CA Mushrooms
CA Mushrooms

Book Review

The Mycologist: The Diary of Bartholomew Leach, Professor of Natural Philosophy (a novel)

By Nicholas P. Money
2017, The Wooster Book Company, Wooster, Ohio
ISBN-13: 978-1-59098-185-6
Paperback, 247 pages
(currently out of print, publisher out of business?)

First off, that’s not a typo, the title of this book does indeed state this book is a novel. If you’re at all interested in Mycology, no doubt you’re familiar with the author, Professor Nicholas Money. He’s written several of my personal favorite mycological titles including The Triumph of Fungi (which is a sort of history of mycology) and Mr. Bloomfield’s Orchard (which is a very engrossing history of some mycologists down through the ages). The Mycologist is his first work of fiction. Full disclosure: I know the author and knew this story was in the works, though try as I might to find out some hint as to the subject matter, Money was always keeping me in the dark, offering only that it was to be a short story of historical fiction.
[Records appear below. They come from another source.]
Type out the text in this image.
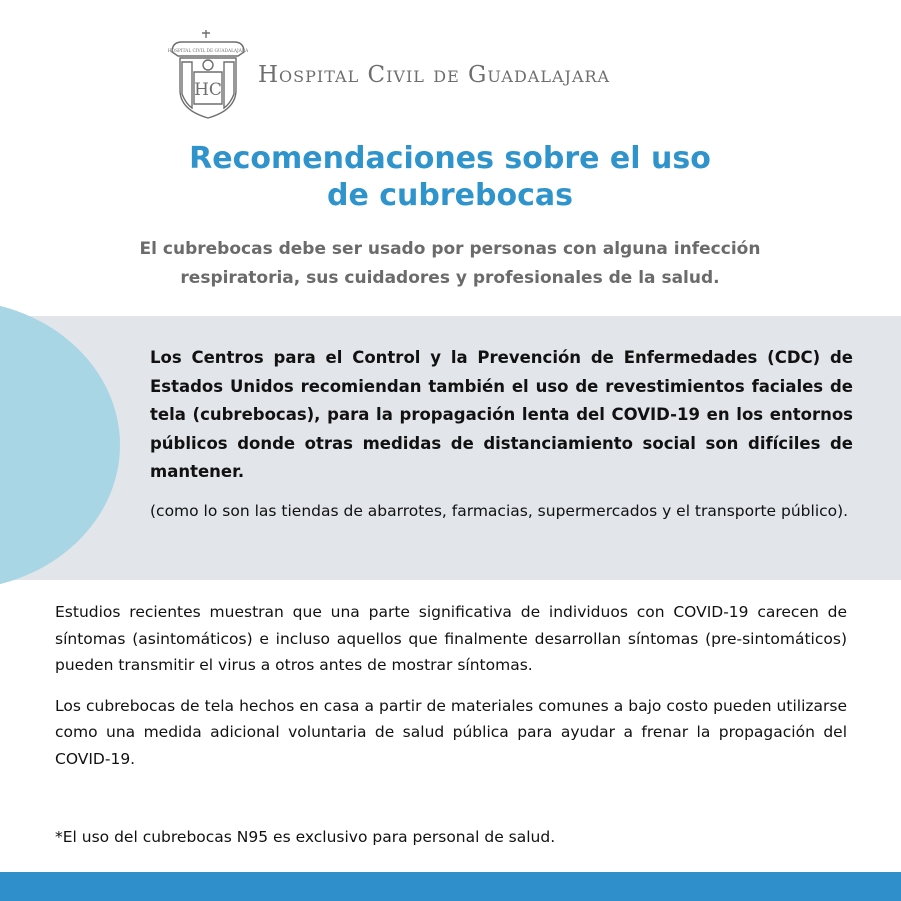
HOSPITAL CIVIL DE GUADALAJARA
HC
Hospital Civil de Guadalajara
Recomendaciones sobre el uso
de cubrebocas

El cubrebocas debe ser usado por personas con alguna infección
respiratoria, sus cuidadores y profesionales de la salud.

Los Centros para el Control y la Prevención de Enfermedades (CDC) de Estados Unidos recomiendan también el uso de revestimientos faciales de tela (cubrebocas), para la propagación lenta del COVID-19 en los entornos públicos donde otras medidas de distanciamiento social son difíciles de mantener.

(como lo son las tiendas de abarrotes, farmacias, supermercados y el transporte público).

Estudios recientes muestran que una parte significativa de individuos con COVID-19 carecen de síntomas (asintomáticos) e incluso aquellos que finalmente desarrollan síntomas (pre-sintomáticos) pueden transmitir el virus a otros antes de mostrar síntomas.

Los cubrebocas de tela hechos en casa a partir de materiales comunes a bajo costo pueden utilizarse como una medida adicional voluntaria de salud pública para ayudar a frenar la propagación del COVID-19.

*El uso del cubrebocas N95 es exclusivo para personal de salud.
If you’re a reader, no doubt you’ve seen many very acclaimed authors of nonfiction or science and natural history writers venture into the world of fictional writing, only to fail miserably. So it was with trepidation that I received my copy of The Mycologist and began reading … and … it’s actually a pretty delightful little read. As billed, The Mycologist is actually The Diary of Bartholomew Leach, Professor of Natural Philosophy. And although taking place 150 years in the past, the real author (Money) is indeed a mycologist at Miami University in Oxford, Ohio. Like Money, our hero Leach is philosophical, doesn’t suffer fools gladly, and has especially little time for the evangelicals and creationists he finds himself surrounded with (it is the 1800s—though it sometimes seems things have not much changed in a century and a half of scientific advance!). As you follow the day-to-day thoughts and desires (nearly all of them prurient, to say the least!), it’s fun to imagine how much of Money is in Leach. When he’s not contemplating fungi, Leach is preoccupied with licentious thoughts, genitals, and the rubbing of genitals (his own as well as those of others). I suppose this does make the story read like the very private thoughts written in a diary. (However, the story’s lone sex scene seemed pretty implausible to me.) The climax (pun intended) of the story follows two arcs, one is whether Leach will ever be reunited with his estranged daughter. The other involves our southwestern Ohio mycologist making a landmark scientific discovery. Through his own research and observations on molds he tends in the lab, he notices that there is something going on with the natural variability of spores of fungi. The heritability of shapes of those spores leads Leach to draw conclusions about a natural force we now call Natural Selection. Yes, Bartholomew Leach, Professor of Natural Philosophy at a small college in Ohio is the discoverer of Natural Selection! But will he be able to publish his results before getting scooped by other scientists? (There are rumors that two fellows by the names of Darwin and Wallace have independently made similar discoveries.) I’m not going to ruin the surprise.